Rendered on wood or an electronic file? Yes. Click to enlarge, if you dare!
M Y A R T — "Analog and digital" describes this self-portrait because it exists in the physical realm, on wood, and yet it actually exists only in pixels on your monitor. The background of this piece, everything but the superimposed 'big' head, exists on a plywood base, and consists of my now-usual mix of paint, paper, and polyurethanes. You can touch it, and hang it on your wall. In fact it is hanging in my friend Meghan's home right now. The small images include various photos of me as a young child, and of my father, my mother and my aunt Hoohoo, all instrumental in helping to foster and develop my artistic soul. Images of me in my twenties, include my shirtless punk period with a Mohawk 'do—Polaroids playing around with a plastic nun figurine, bold and brash with a mix of meek and mild. The painted plaids, in this piece, tie all of these incarnations together in a loose, ragged, haphazard manner, evocative of so many of our lives. The large face superimposed over the wooden piece, however, is a recent digital photo of me. It's overlayed in Photoshop, making this form of the self-portrait "real" only in pixel form. There is no printout, or painting or multimedia piece extant. I think I may print it out and use it in some other piece, as a section of a new piece, but I may just leave it as is. I like the concept of some of my art being purely digital, some of my art having physical representations on wood, and some pieces bridging the gap between the two mediums.
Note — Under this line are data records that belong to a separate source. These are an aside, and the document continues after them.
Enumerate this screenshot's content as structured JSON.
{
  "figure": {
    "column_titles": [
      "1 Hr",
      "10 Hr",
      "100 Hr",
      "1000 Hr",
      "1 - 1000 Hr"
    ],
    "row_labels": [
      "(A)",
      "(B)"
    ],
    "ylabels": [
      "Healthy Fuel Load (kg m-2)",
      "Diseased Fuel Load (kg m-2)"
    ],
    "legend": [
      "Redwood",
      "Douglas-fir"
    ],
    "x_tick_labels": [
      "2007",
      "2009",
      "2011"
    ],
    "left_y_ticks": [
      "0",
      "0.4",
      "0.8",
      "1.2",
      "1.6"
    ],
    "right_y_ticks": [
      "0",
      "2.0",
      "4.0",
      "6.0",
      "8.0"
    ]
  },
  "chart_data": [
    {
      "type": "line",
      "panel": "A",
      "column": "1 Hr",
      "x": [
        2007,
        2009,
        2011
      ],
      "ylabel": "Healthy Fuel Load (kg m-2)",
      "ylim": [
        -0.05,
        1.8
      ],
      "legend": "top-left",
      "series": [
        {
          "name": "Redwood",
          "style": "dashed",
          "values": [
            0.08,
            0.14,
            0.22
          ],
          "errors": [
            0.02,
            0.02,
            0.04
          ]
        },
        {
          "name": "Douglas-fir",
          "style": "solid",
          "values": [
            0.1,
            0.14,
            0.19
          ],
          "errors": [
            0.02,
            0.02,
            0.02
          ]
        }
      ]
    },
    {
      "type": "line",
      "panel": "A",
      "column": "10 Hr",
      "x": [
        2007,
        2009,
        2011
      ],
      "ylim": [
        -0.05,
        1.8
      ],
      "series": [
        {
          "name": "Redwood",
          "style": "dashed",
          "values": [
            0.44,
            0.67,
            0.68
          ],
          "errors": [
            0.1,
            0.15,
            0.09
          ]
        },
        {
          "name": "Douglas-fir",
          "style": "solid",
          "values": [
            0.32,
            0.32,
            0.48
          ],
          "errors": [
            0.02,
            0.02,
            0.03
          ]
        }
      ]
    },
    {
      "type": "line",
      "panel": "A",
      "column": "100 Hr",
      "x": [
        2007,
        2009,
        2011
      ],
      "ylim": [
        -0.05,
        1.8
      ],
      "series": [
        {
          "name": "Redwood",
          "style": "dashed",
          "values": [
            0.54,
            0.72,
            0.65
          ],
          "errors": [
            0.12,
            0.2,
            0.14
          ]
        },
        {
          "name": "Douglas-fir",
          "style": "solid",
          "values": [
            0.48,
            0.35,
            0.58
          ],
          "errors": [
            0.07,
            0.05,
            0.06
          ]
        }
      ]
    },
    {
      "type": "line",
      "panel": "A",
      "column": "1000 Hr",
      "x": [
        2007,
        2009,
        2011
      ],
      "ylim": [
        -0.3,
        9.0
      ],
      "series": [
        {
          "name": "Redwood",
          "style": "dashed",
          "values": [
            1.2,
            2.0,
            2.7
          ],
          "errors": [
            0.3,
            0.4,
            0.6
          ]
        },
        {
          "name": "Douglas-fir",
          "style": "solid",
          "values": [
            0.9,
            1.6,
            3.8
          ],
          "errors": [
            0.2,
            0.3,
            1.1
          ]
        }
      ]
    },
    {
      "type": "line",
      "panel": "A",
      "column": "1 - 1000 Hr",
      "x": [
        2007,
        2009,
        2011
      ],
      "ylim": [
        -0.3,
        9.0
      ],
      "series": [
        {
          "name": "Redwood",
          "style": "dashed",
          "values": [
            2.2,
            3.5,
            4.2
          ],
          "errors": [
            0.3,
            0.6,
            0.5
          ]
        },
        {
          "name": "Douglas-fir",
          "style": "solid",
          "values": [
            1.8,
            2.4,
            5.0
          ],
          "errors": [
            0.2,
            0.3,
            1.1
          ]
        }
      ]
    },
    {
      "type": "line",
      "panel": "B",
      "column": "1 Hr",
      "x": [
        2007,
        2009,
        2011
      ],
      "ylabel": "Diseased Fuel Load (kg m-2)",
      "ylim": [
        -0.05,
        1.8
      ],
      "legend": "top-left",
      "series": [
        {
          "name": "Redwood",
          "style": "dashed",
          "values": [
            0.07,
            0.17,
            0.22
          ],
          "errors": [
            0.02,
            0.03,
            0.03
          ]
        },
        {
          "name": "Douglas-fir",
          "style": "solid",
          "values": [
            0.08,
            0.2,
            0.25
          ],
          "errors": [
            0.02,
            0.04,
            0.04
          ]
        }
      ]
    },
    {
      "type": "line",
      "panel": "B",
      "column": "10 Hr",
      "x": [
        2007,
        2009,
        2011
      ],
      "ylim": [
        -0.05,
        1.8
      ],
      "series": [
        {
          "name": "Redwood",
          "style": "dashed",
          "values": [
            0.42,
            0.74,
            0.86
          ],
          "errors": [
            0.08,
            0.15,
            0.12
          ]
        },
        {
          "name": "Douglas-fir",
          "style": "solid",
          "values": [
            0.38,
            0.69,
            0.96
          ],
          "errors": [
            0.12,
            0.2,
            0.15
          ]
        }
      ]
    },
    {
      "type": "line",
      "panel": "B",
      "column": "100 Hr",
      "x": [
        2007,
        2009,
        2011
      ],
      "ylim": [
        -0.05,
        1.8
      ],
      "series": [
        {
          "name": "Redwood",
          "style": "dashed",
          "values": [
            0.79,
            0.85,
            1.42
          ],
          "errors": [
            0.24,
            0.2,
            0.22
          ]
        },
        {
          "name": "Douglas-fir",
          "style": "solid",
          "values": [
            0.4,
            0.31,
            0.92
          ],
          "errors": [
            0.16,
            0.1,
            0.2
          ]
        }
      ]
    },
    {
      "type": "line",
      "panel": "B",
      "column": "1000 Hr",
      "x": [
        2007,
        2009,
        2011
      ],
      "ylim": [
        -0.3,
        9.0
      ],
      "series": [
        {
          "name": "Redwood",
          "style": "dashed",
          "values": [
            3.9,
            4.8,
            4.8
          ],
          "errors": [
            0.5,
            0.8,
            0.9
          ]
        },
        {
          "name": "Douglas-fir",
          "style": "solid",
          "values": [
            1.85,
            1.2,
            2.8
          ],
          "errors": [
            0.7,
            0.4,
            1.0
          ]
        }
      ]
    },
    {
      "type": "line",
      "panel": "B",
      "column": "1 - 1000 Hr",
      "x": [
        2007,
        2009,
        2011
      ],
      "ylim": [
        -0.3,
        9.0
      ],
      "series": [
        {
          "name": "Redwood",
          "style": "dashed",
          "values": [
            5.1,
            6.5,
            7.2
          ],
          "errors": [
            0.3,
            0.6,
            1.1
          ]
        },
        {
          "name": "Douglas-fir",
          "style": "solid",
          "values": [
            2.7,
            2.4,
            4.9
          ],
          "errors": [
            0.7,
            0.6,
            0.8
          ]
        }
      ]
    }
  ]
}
Duality—but Then Again, I AM a Gemini
It's ironic, and just a bit interesting psychologically probably, that my art is about finding those shared common emotional experiences we all have tucked away somewhere, and I've only been able to do that by becoming a recluse. From a life spent out in the public eye, in both my day- and my night-life, while obsessively keeping my emotional distance from anyone and everyone, I now find myself at the opposite end of the spectrum, and finding it really comfortable there. I've shut myself off physically, but opened my emotions to the world via my art.